Grief is a high form of grace. Grief is the space angels like to visit most. The place of ultimate surrender; lost in the middle of the river with palms turned up to the sky. In the moments we accept grief, we become a hollow bone and a grace that is bigger than us flows in. More life gets to enter when it stops resisting itself. When heart ache meets grace, there is no choice but to be in the process of expanding. Breath by breath, we contact what hurts and offer it more and more space.
Grief is a chance to be both the one that tends and the one tended to. We are asked to step forward to care for ourselves in ways we do not ordinarily have to. And when we simply can’t, we practice calling a friend to come over and stroke our forehead, remind us of what is hard in the moment to remember, bring us our favorite foods or to simply be. Being with one another in times of deep grief is an honor and privilege. The treasure chest offers itself to all who step towards it with presence.

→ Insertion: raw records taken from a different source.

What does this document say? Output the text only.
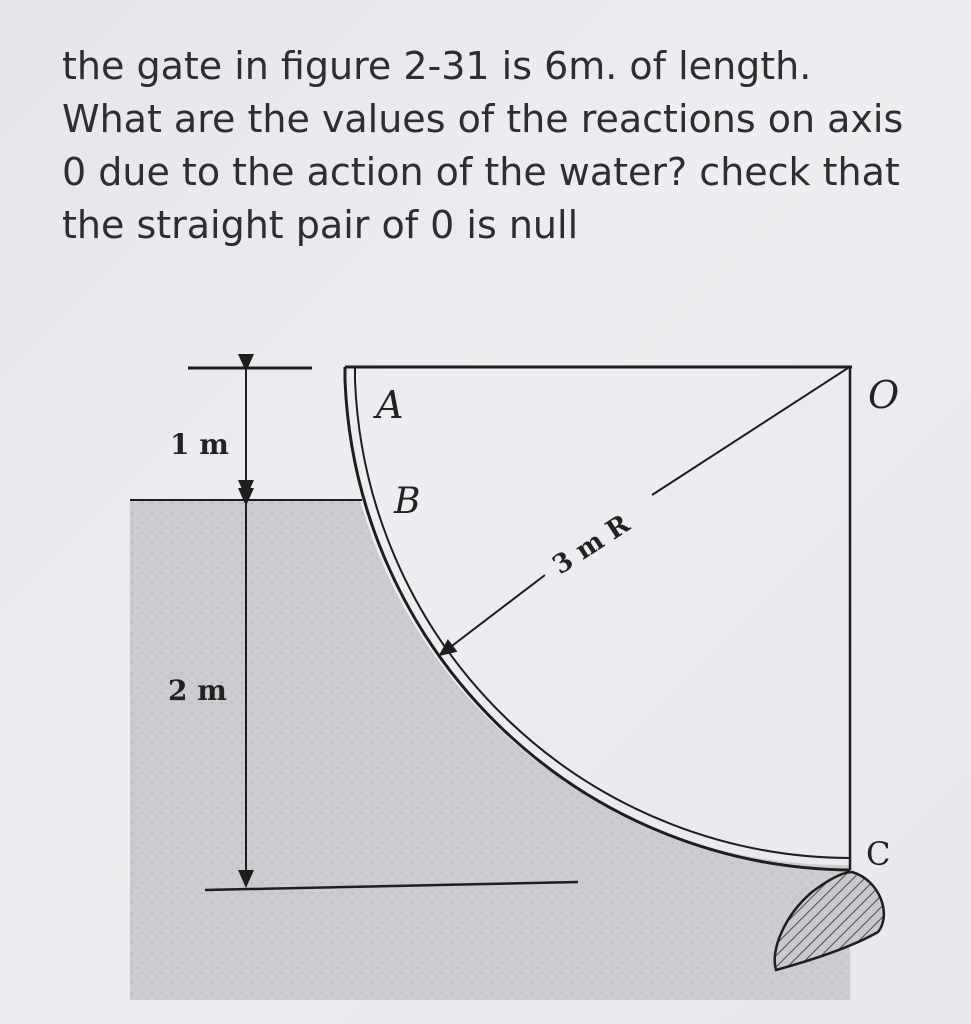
the gate in figure 2-31 is 6m. of length.
What are the values of the reactions on axis
0 due to the action of the water? check that
the straight pair of 0 is null
A
B
O
C
1 m
2 m
3 m R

I have learned that grief has a timeline that refuses to be rushed. In the same way one cannot make one’s broken leg heal faster even if the desire to do so is strong, we cannot rush the healing of our heart nor our nervous system. It has its own way of moving through a being. It is not the minds to control, but rather to ask over and over again “how can I show up for me in this moment? How can I bring kindness and compassion to right here and now? How can I let all of this be, even if I do not understand with my mind how this could possibly be blessing me somewhere amongst all the pain?”
This lesson came swiftly to me when I went to a gathering of close friends where I knew my former fiancé and his new partner would be in attendance. I went with the intention to step towards transitioning our relationship into friendship. I went with as much of an open heart as I could and as grounded in my body as I knew how to be.

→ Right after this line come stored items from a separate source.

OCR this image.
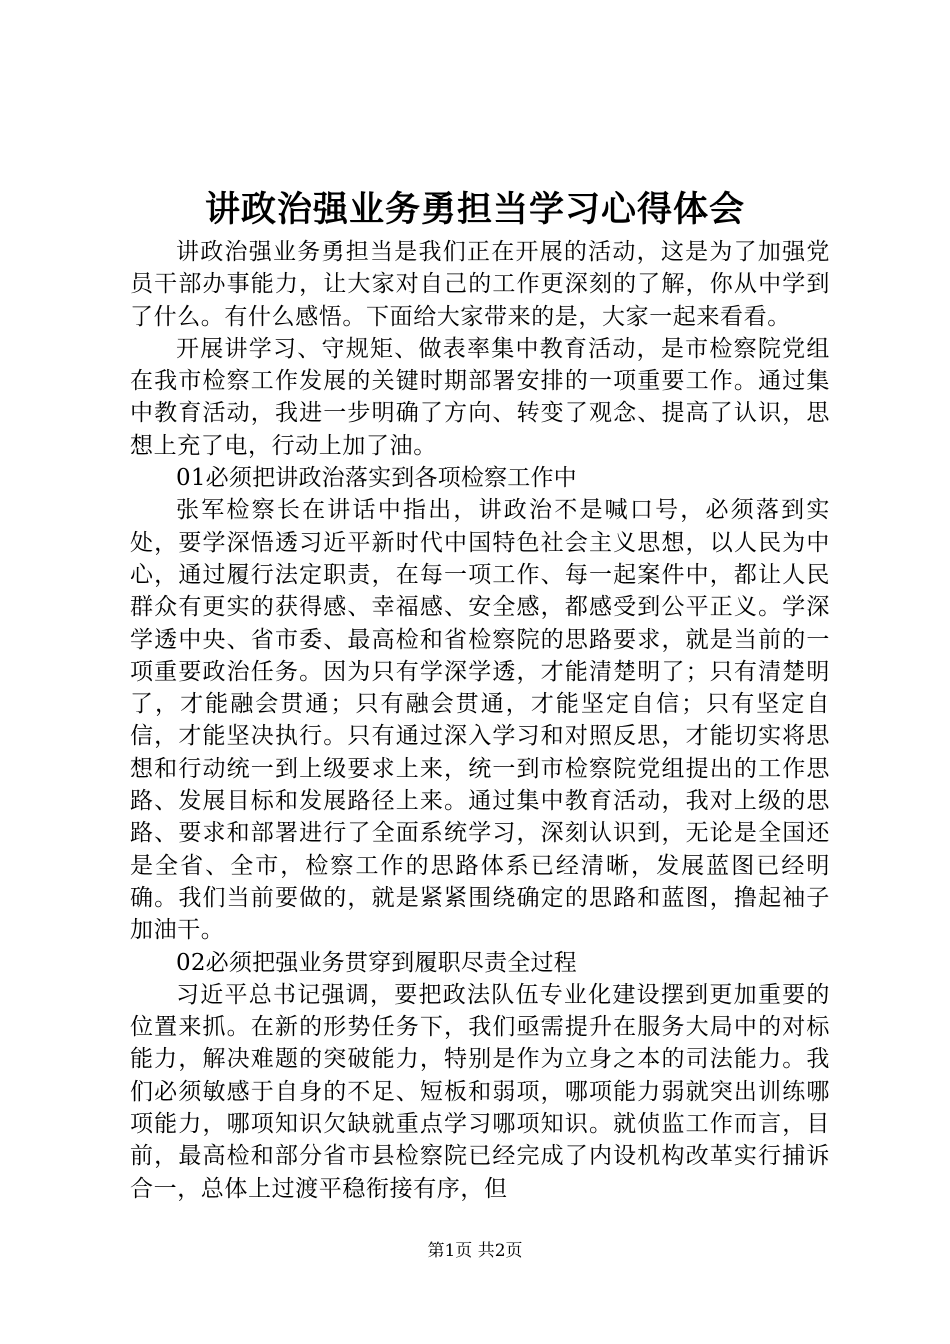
讲政治强业务勇担当学习心得体会

讲政治强业务勇担当是我们正在开展的活动，这是为了加强党员干部办事能力，让大家对自己的工作更深刻的了解，你从中学到了什么。有什么感悟。下面给大家带来的是，大家一起来看看。

开展讲学习、守规矩、做表率集中教育活动，是市检察院党组在我市检察工作发展的关键时期部署安排的一项重要工作。通过集中教育活动，我进一步明确了方向、转变了观念、提高了认识，思想上充了电，行动上加了油。

01必须把讲政治落实到各项检察工作中

张军检察长在讲话中指出，讲政治不是喊口号，必须落到实处，要学深悟透习近平新时代中国特色社会主义思想，以人民为中心，通过履行法定职责，在每一项工作、每一起案件中，都让人民群众有更实的获得感、幸福感、安全感，都感受到公平正义。学深学透中央、省市委、最高检和省检察院的思路要求，就是当前的一项重要政治任务。因为只有学深学透，才能清楚明了；只有清楚明了，才能融会贯通；只有融会贯通，才能坚定自信；只有坚定自信，才能坚决执行。只有通过深入学习和对照反思，才能切实将思想和行动统一到上级要求上来，统一到市检察院党组提出的工作思路、发展目标和发展路径上来。通过集中教育活动，我对上级的思路、要求和部署进行了全面系统学习，深刻认识到，无论是全国还是全省、全市，检察工作的思路体系已经清晰，发展蓝图已经明确。我们当前要做的，就是紧紧围绕确定的思路和蓝图，撸起袖子加油干。

02必须把强业务贯穿到履职尽责全过程

习近平总书记强调，要把政法队伍专业化建设摆到更加重要的位置来抓。在新的形势任务下，我们亟需提升在服务大局中的对标能力，解决难题的突破能力，特别是作为立身之本的司法能力。我们必须敏感于自身的不足、短板和弱项，哪项能力弱就突出训练哪项能力，哪项知识欠缺就重点学习哪项知识。就侦监工作而言，目前，最高检和部分省市县检察院已经完成了内设机构改革实行捕诉合一，总体上过渡平稳衔接有序，但

第1页 共2页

Yet, when I saw them in connection, the familiar wave rolled through me. The hot tears came, my legs began to shake, my stomach contracted, and later that night I was overcome with nausea and the need to purge. That night I learned that the vision for an ideal relational future and the painful present moment reality share the same body. I cannot jump over the pain to get to what would feel better. Slow and steady tending is what is called for. That experience also showed me that space, time, boundaries, and non-communication are healing ingredients that support the construction of a new reality.
Yes, grief has become a bedside friend. And over time we are both softening. I do not resist its presence anymore. I have stopped making it wrong and given up on attempting to control it. Sometimes grief presents itself surprisingly and suddenly and asks for my attention. All I can do in those moments is try my best to love the bits that hurt. To meet hard with soft. To exhale more and take solace in the knowing that grief is inevitable when we choose to love. It is brave to keep choosing love.

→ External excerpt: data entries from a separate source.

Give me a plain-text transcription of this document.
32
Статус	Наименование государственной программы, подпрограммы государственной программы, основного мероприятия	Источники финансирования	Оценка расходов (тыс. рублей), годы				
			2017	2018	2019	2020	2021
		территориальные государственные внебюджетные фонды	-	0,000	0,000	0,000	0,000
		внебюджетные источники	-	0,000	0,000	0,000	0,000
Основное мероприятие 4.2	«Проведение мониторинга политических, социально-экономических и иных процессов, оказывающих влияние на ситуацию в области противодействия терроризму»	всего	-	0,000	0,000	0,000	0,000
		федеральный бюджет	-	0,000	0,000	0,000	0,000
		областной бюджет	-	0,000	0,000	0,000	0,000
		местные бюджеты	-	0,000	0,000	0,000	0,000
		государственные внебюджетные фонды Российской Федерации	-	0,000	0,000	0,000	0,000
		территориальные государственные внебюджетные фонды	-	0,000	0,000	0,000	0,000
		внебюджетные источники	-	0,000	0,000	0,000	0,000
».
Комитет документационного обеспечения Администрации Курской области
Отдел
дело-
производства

And that’s why we practice yoga, so that we can be brave when it is time to be brave. That is why we come day after day to the mat or the cushion and we practice being with what is, feeling what is, moving and breathing with what is. We practice presence when presence sits beside heart break and uncertainty and all of the unanswerable questions.
We practice yoga so that the light of our awareness provides warmth even to the coldest and darkest of corners. We practice to keep a candle lit inside of ourselves. A steady flame of awareness that guide’s us through grief’s wilderness. T
Though it can be hard to see while in grief, we can trust what the sages and the poets remind us: on the other side of night is day. When the darkness lifts, there waits a sunrise more beautiful than we could have imagined. Life rises anew. Out there on the shifting horizon, the dawning of your next becoming.